El Consejo de Estado, en apelación del fallo del Tribunal de San Andrés, analizó la persistente problemática de vertimientos de aguas residuales y deficiente saneamiento básico en el sector North End de la isla. Detectó que la autorización de nuevas construcciones urbanísticas se daba sin requerir certificado de capacidad del sistema de alcantarillado, contribuyendo a su colapso.
El Consejo de Estado reiteró que en procesos de nulidad absoluta de contratos mineros que transgreden normativas ambientales, los términos de caducidad no operan. La demanda puede presentarse en cualquier tiempo cuando un contrato minero se traslapa con áreas de protección ambiental, dado que el litigio se relaciona con bienes estatales imprescriptibles e inalienables (como recursos naturales y zonas protegidas), de importancia vital para la sociedad y la colectividad. Este enfoque prioriza el ambiente y los derechos colectivos. Asimismo, es jurídicamente viable anular contratos mineros finalizados, porque su extinción no elimina el hecho de que pudieran haber producido efectos ilegales durante su vigencia, lo que justifica un control objetivo de legalidad.
El Consejo de Estado reiteró que Empresas Industriales y Comerciales del Estado (EICE) como la EDU, se rigen por derecho privado, no por el Estatuto General de Contratación (EGCAP), aunque deben observar principios de función administrativa y gestión fiscal. Sus actos contractuales no son administrativos. La liquidación de contratos en derecho privado no es imperativa; las partes, en ejercicio de su autonomía, definen sus términos como una cláusula accesoria. Una liquidación de mutuo acuerdo adquiere fuerza vinculante ("ley para las partes"), generando paz y salvo, pero las salvedades expresas son admisibles para futuras reclamaciones. Las renuncias expresas a reclamaciones contractuales son plenamente válidas por la autonomía de la voluntad, siempre que miren el interés individual del renunciante y no estén prohibidas por ley, siendo inconsistente con la buena fe retractarse de ellas. Finalmente, en contratos por precios unitarios, el oferente es responsable de elaborar su modelo de costos, incluyendo directos e indirectos, para estimar la ejecución de la obra, una obligación que surge en la etapa precontractual.
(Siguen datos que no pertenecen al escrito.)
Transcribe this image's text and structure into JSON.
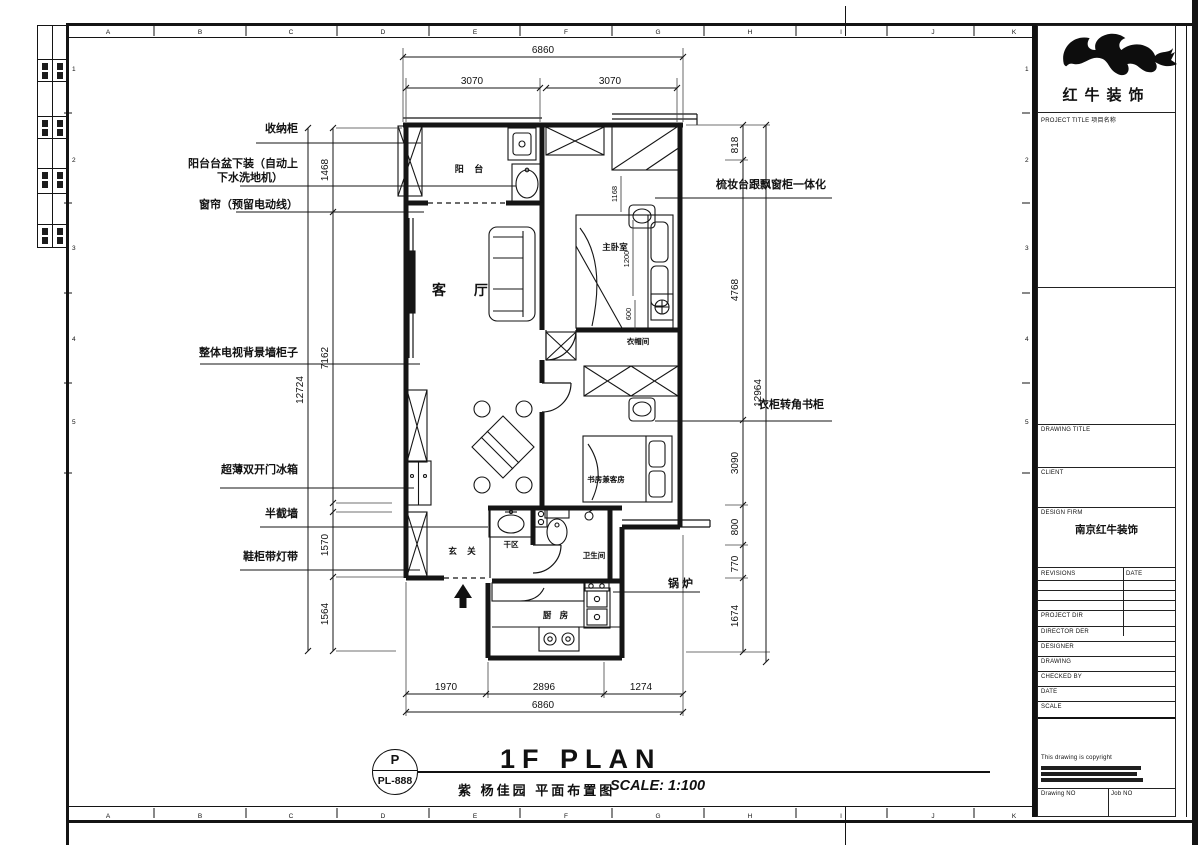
{
  "sheet": {
    "grid_letters": [
      "A",
      "B",
      "C",
      "D",
      "E",
      "F",
      "G",
      "H",
      "I",
      "J",
      "K"
    ],
    "grid_numbers": [
      "1",
      "2",
      "3",
      "4",
      "5"
    ]
  },
  "plan": {
    "rooms": {
      "balcony": "阳 台",
      "living": "客 厅",
      "master": "主卧室",
      "cloak": "衣帽间",
      "study": "书房兼客房",
      "dry": "干区",
      "foyer": "玄 关",
      "bath": "卫生间",
      "kitchen": "厨 房"
    },
    "left_labels": {
      "cabinet": "收纳柜",
      "basin1": "阳台台盆下装（自动上",
      "basin2": "下水洗地机）",
      "curtain": "窗帘（预留电动线）",
      "tvwall": "整体电视背景墙柜子",
      "fridge": "超薄双开门冰箱",
      "halfwall": "半截墙",
      "shoe": "鞋柜带灯带"
    },
    "right_labels": {
      "dresser": "梳妆台跟飘窗柜一体化",
      "wardrobe": "衣柜转角书柜",
      "boiler": "锅 炉"
    },
    "dims": {
      "top_total": "6860",
      "top_left": "3070",
      "top_right": "3070",
      "left_total": "12724",
      "l1": "1468",
      "l2": "7162",
      "l3": "1570",
      "l4": "1564",
      "right_total": "12964",
      "r1": "818",
      "r2": "4768",
      "r3": "3090",
      "r4": "800",
      "r5": "770",
      "r6": "1674",
      "bottom_total": "6860",
      "b1": "1970",
      "b2": "2896",
      "b3": "1274",
      "i1": "1168",
      "i2": "1200",
      "i3": "600"
    }
  },
  "titlebar": {
    "bubble_letter": "P",
    "bubble_code": "PL-888",
    "title": "1F PLAN",
    "subtitle": "紫 杨佳园 平面布置图",
    "scale": "SCALE: 1:100"
  },
  "titleblock": {
    "company": "红牛装饰",
    "project_title": "PROJECT TITLE  项目名称",
    "drawing_title": "DRAWING TITLE",
    "client": "CLIENT",
    "design_firm": "DESIGN FIRM",
    "design_firm_value": "南京红牛装饰",
    "revisions": "REVISIONS",
    "date_col": "DATE",
    "project_dir": "PROJECT DIR",
    "director": "DIRECTOR DER",
    "designer": "DESIGNER",
    "drawing": "DRAWING",
    "checked_by": "CHECKED BY",
    "date": "DATE",
    "scale": "SCALE",
    "copyright": "This drawing is copyright",
    "drawing_no": "Drawing NO",
    "job_no": "Job NO"
  }
}
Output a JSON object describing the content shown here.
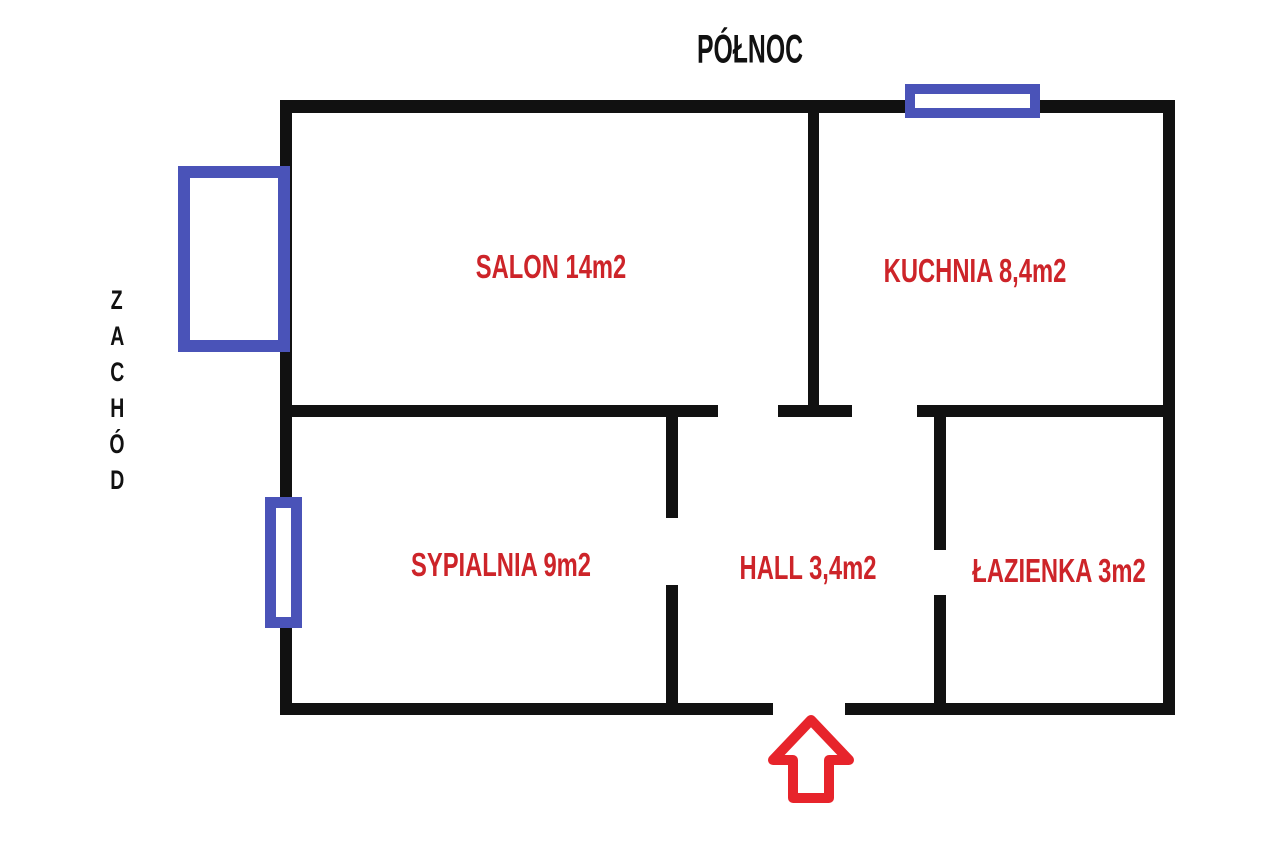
{
  "compass": {
    "north_label": "PÓŁNOC",
    "west_label": "ZACHÓD",
    "west_letters": [
      "Z",
      "A",
      "C",
      "H",
      "Ó",
      "D"
    ]
  },
  "rooms": [
    {
      "id": "salon",
      "label": "SALON 14m2"
    },
    {
      "id": "kuchnia",
      "label": "KUCHNIA 8,4m2"
    },
    {
      "id": "sypialnia",
      "label": "SYPIALNIA 9m2"
    },
    {
      "id": "hall",
      "label": "HALL 3,4m2"
    },
    {
      "id": "lazienka",
      "label": "ŁAZIENKA 3m2"
    }
  ],
  "openings": {
    "windows": [
      "window-north",
      "window-west-large",
      "window-west-small"
    ],
    "entrance_icon": "up-arrow"
  },
  "colors": {
    "wall-color": "#111111",
    "label-red": "#cd2429",
    "window-blue": "#4a53b8",
    "arrow-red": "#e7242b",
    "bg-color": "#ffffff"
  }
}
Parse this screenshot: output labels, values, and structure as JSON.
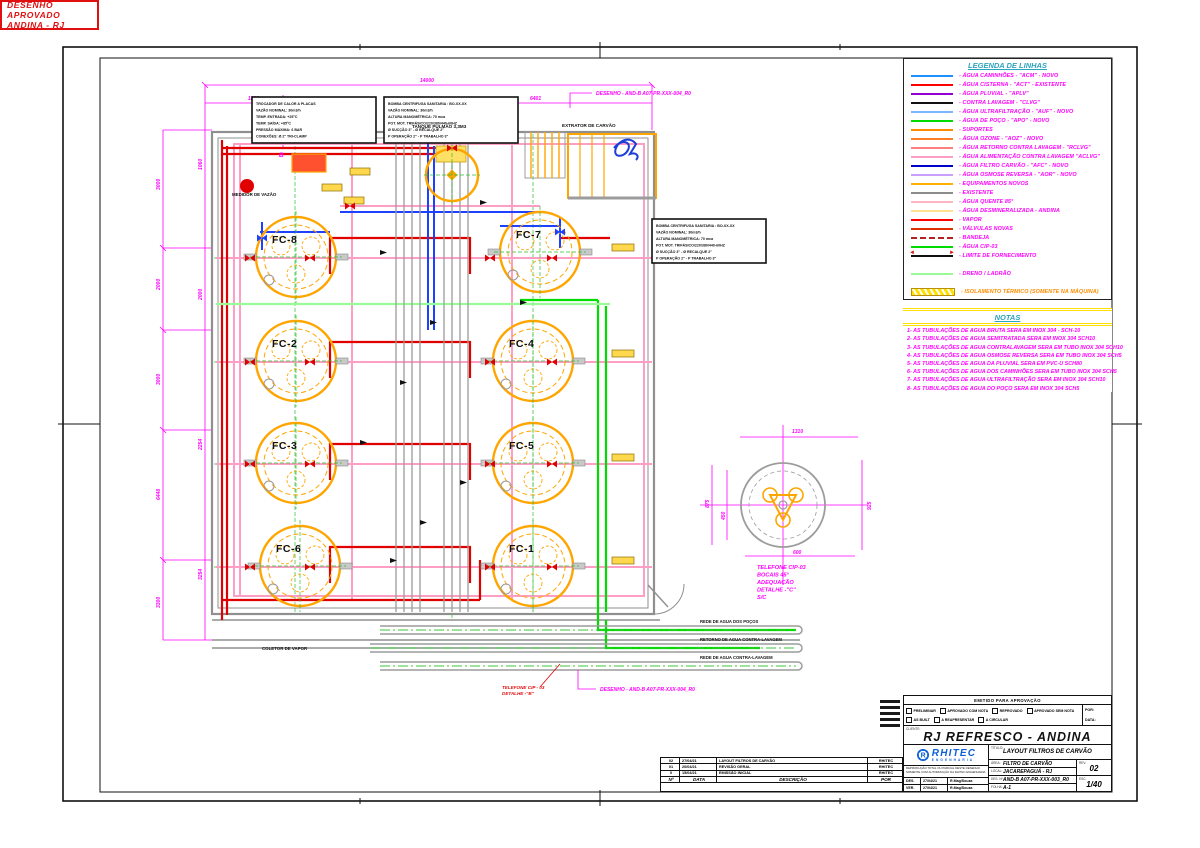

El Consejo de Estado analizó diversos aspectos de la contratación estatal. Precisó que el acto administrativo de liquidación unilateral debe notificarse obligatoriamente a la aseguradora cuando tenga interés directo, es decir, si se le imponen obligaciones, se valora un siniestro o se fijan indemnizaciones; su omisión no genera nulidad, pero sí ineficacia e inoponibilidad frente a quien no fue notificado. Asimismo, reiteró que la suspensión del contrato es una figura de creación jurisprudencial, de carácter excepcional, que implica la interrupción temporal del plazo y exige condiciones claras; si no se pacta prórroga, el contrato se reinicia automáticamente. En cuanto a la caducidad y al procedimiento sancionatorio contractual, señaló que deben adelantarse y decidirse dentro del plazo de ejecución, pues hacerlo por fuera genera nulidad por falta de competencia temporal.
El Consejo de Estado analizó un litigio entre ENTerritorio y el Fondo de Desarrollo Local de Fontibón por un acuerdo denominado “convenio”, en el que la demandante reclamó el pago del saldo del contrato y la declaratoria de incumplimiento por no haberse liquidado ni pagado en su totalidad. La Sala precisó que, pese a su denominación, no se trataba de un convenio interadministrativo -propio de la cooperación sin ánimo remuneratorio- sino de un contrato interadministrativo oneroso, con prestaciones recíprocas y relación conmutativa, pues existía precio y obligaciones equivalentes. Por ello, concluyó que el negocio estaba sometido al Estatuto General de Contratación Pública (EGCAP). En este marco, determinó que el incumplimiento no se configura por la sola falta de acuerdo en la liquidación bilateral, sino por la inejecución de obligaciones como el pago del precio. Así, confirmó que la entidad territorial incumplió al no pagar la totalidad de lo ejecutado, precisando además que la liquidación es un negocio jurídico autónomo y que la exigibilidad del saldo surge con su definición, incluso judicial.